Polisi mengepung Asrama mahasiswa Kemasan Yogyakarta, Jumat 15/7/2016-membunuhindonesiacom. |
Jayapura, – Indonesia bukan negara kekuasaan, melainkan
negara hukum yang menjunjung tinggi nilai-nilai demokrasi dan hak asasi
manusia (HAM). Hal ini tegas dinyatakan dan dijamin oleh konstitusi,
serta dituangkan dalam UU No. 9 Tahun 1998 tentang Kemerdekaan
Menyatakan Pendapat di Muka Umum.
Demikian pernyataan bersama antara Lembaga Bantuan Hukum (LBH)
Jakarta bersama Gema Demokrasi yang terdiri dari puluhan organisasi
masyarakat sipil, Sabtu (16/7), mengecam aksi brutal dan anti demokrasi
yang dilakukan oleh aparat Kepolisian RI di asrama mahasiswa Papua,
Kemasan, Yogyakarta, 15 hingga 16 Juli 2016.
Di dalam siaran pers yang diterima Jubi, Minggu (17/07/2016), mereka
menegaskan bahwa tindakan aparat Kepolisian D.I.Y. Yogyakarta, di bawah
komando Kapolda Brigjen Pol. Prasta Wahyu Hidayat, mengepung asrama
mahasiswa Papua di Yogyakarta untuk mencegah pelaksanaan aksi long
march, menyemprotkan gas air mata, menyita beberapa sepeda motor,
melakukan penangkapan sewenang-wenang, dan melakukan pemukulan, adalah
bentuk brutalitas dan diduga sebagai tindakan penggerogotan negara
hukum (Rule of Law) dan iklim demokrasi di Indonesia.

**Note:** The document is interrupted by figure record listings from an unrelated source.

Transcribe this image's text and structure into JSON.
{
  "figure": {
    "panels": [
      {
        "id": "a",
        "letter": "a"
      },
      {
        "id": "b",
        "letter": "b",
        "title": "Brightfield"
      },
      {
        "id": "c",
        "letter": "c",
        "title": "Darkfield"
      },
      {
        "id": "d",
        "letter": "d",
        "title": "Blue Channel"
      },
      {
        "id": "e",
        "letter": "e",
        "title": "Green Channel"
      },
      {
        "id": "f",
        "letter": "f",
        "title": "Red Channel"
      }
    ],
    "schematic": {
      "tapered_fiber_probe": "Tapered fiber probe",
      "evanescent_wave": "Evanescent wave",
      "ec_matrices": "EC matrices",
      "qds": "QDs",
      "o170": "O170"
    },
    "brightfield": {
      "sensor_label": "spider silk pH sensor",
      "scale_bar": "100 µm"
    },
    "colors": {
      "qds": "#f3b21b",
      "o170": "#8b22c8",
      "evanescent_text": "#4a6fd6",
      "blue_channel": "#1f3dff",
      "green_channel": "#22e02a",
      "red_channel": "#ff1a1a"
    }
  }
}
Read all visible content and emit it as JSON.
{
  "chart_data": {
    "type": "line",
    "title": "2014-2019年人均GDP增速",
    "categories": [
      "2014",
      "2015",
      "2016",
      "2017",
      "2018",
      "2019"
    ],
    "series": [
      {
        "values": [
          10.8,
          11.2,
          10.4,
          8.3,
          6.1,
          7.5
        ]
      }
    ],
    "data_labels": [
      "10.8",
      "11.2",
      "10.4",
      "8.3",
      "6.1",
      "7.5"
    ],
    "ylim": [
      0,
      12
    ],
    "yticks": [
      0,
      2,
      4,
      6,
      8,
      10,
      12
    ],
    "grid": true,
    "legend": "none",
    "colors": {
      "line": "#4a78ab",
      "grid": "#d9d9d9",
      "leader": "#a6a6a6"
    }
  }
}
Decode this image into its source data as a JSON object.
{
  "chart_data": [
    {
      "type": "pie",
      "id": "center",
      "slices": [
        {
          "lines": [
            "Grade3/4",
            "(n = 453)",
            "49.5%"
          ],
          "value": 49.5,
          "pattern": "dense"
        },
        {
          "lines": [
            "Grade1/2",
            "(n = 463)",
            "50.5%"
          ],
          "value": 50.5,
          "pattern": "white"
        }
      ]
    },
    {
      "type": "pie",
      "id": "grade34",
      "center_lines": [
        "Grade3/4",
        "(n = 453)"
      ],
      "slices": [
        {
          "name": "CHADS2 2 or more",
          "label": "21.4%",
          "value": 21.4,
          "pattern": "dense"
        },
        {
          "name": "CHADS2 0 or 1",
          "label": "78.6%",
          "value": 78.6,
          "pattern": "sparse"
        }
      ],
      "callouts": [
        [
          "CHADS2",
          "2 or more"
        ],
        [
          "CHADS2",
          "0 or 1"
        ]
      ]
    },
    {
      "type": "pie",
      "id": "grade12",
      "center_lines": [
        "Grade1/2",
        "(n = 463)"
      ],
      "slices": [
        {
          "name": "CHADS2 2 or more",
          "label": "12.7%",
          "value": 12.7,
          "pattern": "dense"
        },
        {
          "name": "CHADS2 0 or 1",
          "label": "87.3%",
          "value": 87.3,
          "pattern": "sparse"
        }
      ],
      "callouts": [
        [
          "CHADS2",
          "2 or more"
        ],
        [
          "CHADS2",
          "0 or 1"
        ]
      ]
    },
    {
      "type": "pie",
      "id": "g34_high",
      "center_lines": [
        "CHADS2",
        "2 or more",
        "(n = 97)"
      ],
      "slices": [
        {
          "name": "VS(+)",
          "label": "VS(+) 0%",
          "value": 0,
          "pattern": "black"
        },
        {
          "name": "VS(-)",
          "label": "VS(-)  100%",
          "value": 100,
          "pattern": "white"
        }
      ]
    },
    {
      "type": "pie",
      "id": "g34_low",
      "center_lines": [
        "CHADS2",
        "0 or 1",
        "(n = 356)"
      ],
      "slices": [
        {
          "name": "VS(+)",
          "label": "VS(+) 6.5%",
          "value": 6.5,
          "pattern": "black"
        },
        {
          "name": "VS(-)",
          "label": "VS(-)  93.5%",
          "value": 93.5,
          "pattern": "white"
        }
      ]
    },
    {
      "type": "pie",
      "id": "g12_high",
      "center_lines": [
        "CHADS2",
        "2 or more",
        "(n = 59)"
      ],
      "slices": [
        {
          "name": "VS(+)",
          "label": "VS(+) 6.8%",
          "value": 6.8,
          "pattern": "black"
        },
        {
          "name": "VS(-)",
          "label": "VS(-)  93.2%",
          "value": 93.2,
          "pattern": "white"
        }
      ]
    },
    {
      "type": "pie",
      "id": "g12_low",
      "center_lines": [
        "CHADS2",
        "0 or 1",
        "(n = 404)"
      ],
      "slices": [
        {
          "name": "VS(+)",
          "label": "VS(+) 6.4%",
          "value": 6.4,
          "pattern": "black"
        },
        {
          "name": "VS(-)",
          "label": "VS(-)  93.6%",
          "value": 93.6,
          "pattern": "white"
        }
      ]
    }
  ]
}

Tindakan represif kepolisian tersebut menyusul rencana Persatuan
Rakyat untuk Pembebasan Papua Barat (PRPPB) mengadakan mengadakan
long march dari Asrama Mahasiswa Papua Kamasan I (Jl.
Kusumanegara) menuju Titik Nol KM, pada 15 Juli 2016.
Di dalam rilisnya, PPRB menyatakan, Long March diadakan dalam rangka
member dukungan pada ULMWP untuk menjadi anggota penuh MSG,
serta memperjuangkan hak menentukan nasib sendiri rakyat Papua Barat.
Namun pada tanggal 13 Juli surat pemberitahuan PRPPB bernomor
05/PRPPB/2016 tertanggal 12 Juli 2016 ditanggapi dengan penolakan oleh
Poresta Yogyakarta melalui Kasat Intelkam, Kompol Wahyu Dwi Nugroho.
Alasan penolakan disebutkan bahwa “surat pemberitahuan harus diantar 7
hari sebelum diadakannya kegiatan”.
Menurut Jefry Wenda, Ketua Aliansi Mahasiswa Papua (AMP), yang
merupakan elemen pendukung PPRB, “rencana aksi damai ini lalu
mendapatkan ancaman dari aparat kepolisian dan kelompok reaksioner.
Sejak Kamis (14/7/2016) sore SMS bernada mengancam berdatangan, dengan
menyebutkan “kafir dan antek-antek separatis kepada AMP,” ujarnya.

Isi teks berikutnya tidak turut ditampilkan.